As I said at the start, this brand still leaves something – several things – to be desired.
Eyeskey Hyperion ED Binoculars – Eyeskey’s Best?
Based on an MSRP of over $500, the Hyperion ED binoculars should be the best offered by Eyeskey. They have all the features mentioned above (except perhaps the tripod adapter), plus dielectric coatings and IPX7 waterproofing.
The only problem is, like the SkyTrek models, they don’t seem to be available at Amazon. I don’t know if this means that these lines are too new or if they’re on their way out.
So, let’s take a quick look at the ShadowHunter and Diamond lines that I accidentally found there.
Eyeskey ShadowHunter Binoculars – Accident #1
Note: I won’t have any pictures of the ShadowHunters (or the Diamonds), but they look similar to the other lines, and you’ll be able to see them at Amazon.
The ShadowHunter binos have a similar feature set to the SkyTrek and Hyperion lines. They have fully multi-coated lenses; BAK4, phase coated prisms, and IPX7 waterproofing.
This line also offers a size – 10×32 – not available elsewhere among Eyeskey binoculars. You’ll find a few more details by clicking the button below.
Eyeskey Diamond ED Binoculars – Accident #2
Eyeskey Diamond ED binoculars may be the cream of the Eyeskey crop, depending on the true status of the Hyperion ED line.

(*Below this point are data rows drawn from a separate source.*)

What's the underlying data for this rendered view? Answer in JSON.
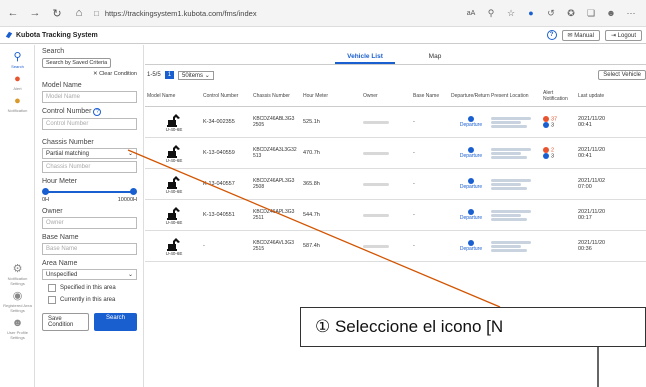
{
  "browser": {
    "url": "https://trackingsystem1.kubota.com/fms/index"
  },
  "app": {
    "title": "Kubota Tracking System",
    "manual_label": "Manual",
    "logout_label": "Logout"
  },
  "rail": [
    {
      "label": "Search",
      "icon": "search-icon"
    },
    {
      "label": "Alert",
      "icon": "alert-icon"
    },
    {
      "label": "Notification",
      "icon": "notification-icon"
    },
    {
      "label": "Notification Settings",
      "icon": "settings-icon"
    },
    {
      "label": "Registered Area Settings",
      "icon": "area-icon"
    },
    {
      "label": "User Profile Settings",
      "icon": "user-icon"
    }
  ],
  "filter": {
    "search_title": "Search",
    "saved_criteria": "Search by Saved Criteria",
    "clear": "Clear Condition",
    "model_name_label": "Model Name",
    "model_name_placeholder": "Model Name",
    "control_number_label": "Control Number",
    "control_number_placeholder": "Control Number",
    "chassis_label": "Chassis Number",
    "chassis_select": "Partial matching",
    "chassis_placeholder": "Chassis Number",
    "hour_meter_label": "Hour Meter",
    "hour_min": "0H",
    "hour_max": "10000H",
    "owner_label": "Owner",
    "owner_placeholder": "Owner",
    "base_name_label": "Base Name",
    "base_name_placeholder": "Base Name",
    "area_name_label": "Area Name",
    "area_select": "Unspecified",
    "specified_label": "Specified in this area",
    "currently_label": "Currently in this area",
    "save_condition": "Save Condition",
    "search_button": "Search"
  },
  "tabs": [
    "Vehicle List",
    "Map"
  ],
  "toolbar": {
    "count": "1-5/5",
    "page": "1",
    "per_page": "50items",
    "select_vehicle": "Select Vehicle"
  },
  "columns": [
    "Model Name",
    "Control Number",
    "Chassis Number",
    "Hour Meter",
    "Owner",
    "Base Name",
    "Departure/Return",
    "Present Location",
    "Alert Notification",
    "Last update"
  ],
  "rows": [
    {
      "model": "U-40-6E",
      "control": "K-34-002355",
      "chassis": "KBCDZ46ABL3G3 2505",
      "hour": "525.1h",
      "base": "-",
      "departure": "Departure",
      "alert_red": "37",
      "alert_blue": "3",
      "date": "2021/11/20",
      "time": "00:41"
    },
    {
      "model": "U-40-6E",
      "control": "K-13-040559",
      "chassis": "KBCDZ46A3L3G32 513",
      "hour": "470.7h",
      "base": "-",
      "departure": "Departure",
      "alert_red": "2",
      "alert_blue": "3",
      "date": "2021/11/20",
      "time": "00:41"
    },
    {
      "model": "U-40-6E",
      "control": "K-13-040557",
      "chassis": "KBCDZ46APL3G3 2508",
      "hour": "365.8h",
      "base": "-",
      "departure": "Departure",
      "alert_red": "",
      "alert_blue": "",
      "date": "2021/11/02",
      "time": "07:00"
    },
    {
      "model": "U-40-6E",
      "control": "K-13-040551",
      "chassis": "KBCDZ46APL3G3 2511",
      "hour": "544.7h",
      "base": "-",
      "departure": "Departure",
      "alert_red": "",
      "alert_blue": "",
      "date": "2021/11/20",
      "time": "00:17"
    },
    {
      "model": "U-40-6E",
      "control": "-",
      "chassis": "KBCDZ46AVL3G3 2515",
      "hour": "587.4h",
      "base": "-",
      "departure": "Departure",
      "alert_red": "",
      "alert_blue": "",
      "date": "2021/11/20",
      "time": "00:36"
    }
  ],
  "callout": "① Seleccione el icono [N"
}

These come in 8×42 and 10×42 varieties and have the same features as the Hyperions, with the possible exception of the waterproofing. The Amazon listing mentions nitrogen purging (and O rings) but not IPX7.
One last time…It’s easier to navigate the lines of Eyeskey binoculars than it once was, but you still have to dig to get at what you want. Hopefully I’ve cleared this up for you somewhat in this review.
If you’re not sure that Eyeskey is the brand for you, I’d suggest you look at Athlon instead.